Dill is a beautiful annual, which is edible as well as ornamental. The foliage, flowers, and dill seeds have a marvelous flavor while the upright plants, feathery foliage, and yellow flowers look great in flower borders or mixed gardens.
Description of dill: Dill has hollow, ridged, upright stems that reach to about 2 feet high and are topped with airy, umbrella-shaped clusters of tiny yellow flowers.
How to grow dill: Plant seeds in full sun and well-drained, average to fertile soil, thinning seedlings to 8 to 12 inches apart. Dill grows quickly from a ferny sprout to a tall flowering specimen. Once it sets seed, the plant quickly deteriorates, a good reason for replanting every couple weeks through the early half of the growing season.
Propagating dill: Plant dill seeds directly in the garden from late spring through the middle of summer. Self-sown seeds may emerge from around old plants if the soil is not disturbed.

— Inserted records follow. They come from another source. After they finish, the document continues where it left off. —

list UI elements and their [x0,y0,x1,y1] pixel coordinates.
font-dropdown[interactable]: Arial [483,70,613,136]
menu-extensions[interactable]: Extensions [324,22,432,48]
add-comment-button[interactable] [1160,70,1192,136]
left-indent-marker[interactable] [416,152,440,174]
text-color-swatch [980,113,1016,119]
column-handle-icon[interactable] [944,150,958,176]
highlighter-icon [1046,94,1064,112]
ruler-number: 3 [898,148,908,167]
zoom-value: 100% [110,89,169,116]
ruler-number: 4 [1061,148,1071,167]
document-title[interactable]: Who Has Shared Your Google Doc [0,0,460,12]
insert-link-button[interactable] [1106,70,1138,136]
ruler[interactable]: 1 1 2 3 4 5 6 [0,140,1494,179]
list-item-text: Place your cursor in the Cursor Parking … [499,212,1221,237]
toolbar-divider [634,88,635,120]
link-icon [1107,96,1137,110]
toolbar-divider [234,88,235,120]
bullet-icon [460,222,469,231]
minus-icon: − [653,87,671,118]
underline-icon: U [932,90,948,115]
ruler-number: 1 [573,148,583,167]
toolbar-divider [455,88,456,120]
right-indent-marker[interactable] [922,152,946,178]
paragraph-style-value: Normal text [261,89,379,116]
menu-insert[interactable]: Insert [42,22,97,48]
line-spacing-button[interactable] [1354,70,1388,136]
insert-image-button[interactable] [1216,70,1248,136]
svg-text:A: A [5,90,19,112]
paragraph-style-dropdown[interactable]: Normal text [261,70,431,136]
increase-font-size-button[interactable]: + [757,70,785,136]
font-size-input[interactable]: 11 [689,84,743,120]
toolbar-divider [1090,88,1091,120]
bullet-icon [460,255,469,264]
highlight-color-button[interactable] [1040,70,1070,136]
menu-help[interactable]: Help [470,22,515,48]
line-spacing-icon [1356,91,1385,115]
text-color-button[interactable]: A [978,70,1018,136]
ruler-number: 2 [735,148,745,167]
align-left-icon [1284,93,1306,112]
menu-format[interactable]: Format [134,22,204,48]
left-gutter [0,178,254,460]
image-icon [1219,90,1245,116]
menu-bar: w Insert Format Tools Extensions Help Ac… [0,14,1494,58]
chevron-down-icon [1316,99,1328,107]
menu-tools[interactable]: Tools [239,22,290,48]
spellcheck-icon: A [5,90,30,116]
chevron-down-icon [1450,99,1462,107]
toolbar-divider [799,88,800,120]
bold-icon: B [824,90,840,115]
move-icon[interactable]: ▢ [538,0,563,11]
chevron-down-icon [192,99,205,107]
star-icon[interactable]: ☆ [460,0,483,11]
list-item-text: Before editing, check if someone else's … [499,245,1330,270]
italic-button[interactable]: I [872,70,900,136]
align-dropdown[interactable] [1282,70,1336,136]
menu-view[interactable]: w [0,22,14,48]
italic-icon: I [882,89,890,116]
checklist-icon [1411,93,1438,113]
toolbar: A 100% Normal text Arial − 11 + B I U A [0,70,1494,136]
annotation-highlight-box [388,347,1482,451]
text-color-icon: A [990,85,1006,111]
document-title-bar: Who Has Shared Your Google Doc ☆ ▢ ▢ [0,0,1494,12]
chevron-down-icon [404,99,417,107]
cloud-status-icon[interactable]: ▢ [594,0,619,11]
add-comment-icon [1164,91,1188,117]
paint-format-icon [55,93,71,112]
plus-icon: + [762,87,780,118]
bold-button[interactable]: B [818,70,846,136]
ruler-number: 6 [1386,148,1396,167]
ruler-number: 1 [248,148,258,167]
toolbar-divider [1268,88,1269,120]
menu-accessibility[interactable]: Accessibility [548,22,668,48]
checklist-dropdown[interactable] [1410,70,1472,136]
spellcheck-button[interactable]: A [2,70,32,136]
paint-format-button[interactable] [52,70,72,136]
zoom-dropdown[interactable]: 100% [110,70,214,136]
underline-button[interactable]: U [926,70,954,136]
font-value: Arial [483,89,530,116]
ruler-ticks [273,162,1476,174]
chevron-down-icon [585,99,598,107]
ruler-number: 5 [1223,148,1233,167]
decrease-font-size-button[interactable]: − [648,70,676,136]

Uses for dill: Dill makes a wonderful upright accent plant in large container gardens or mixed flower beds. Or use it for color and flavor in a decorative vegetable and herb garden.
Dill related varieties: 'Bouquet' is a compact dwarf, less likely to tip over in the wind. Compact 'Fernleaf,' an award winner, is slower to flower and set seed and therefore provides a longer harvest of the aromatic leaves.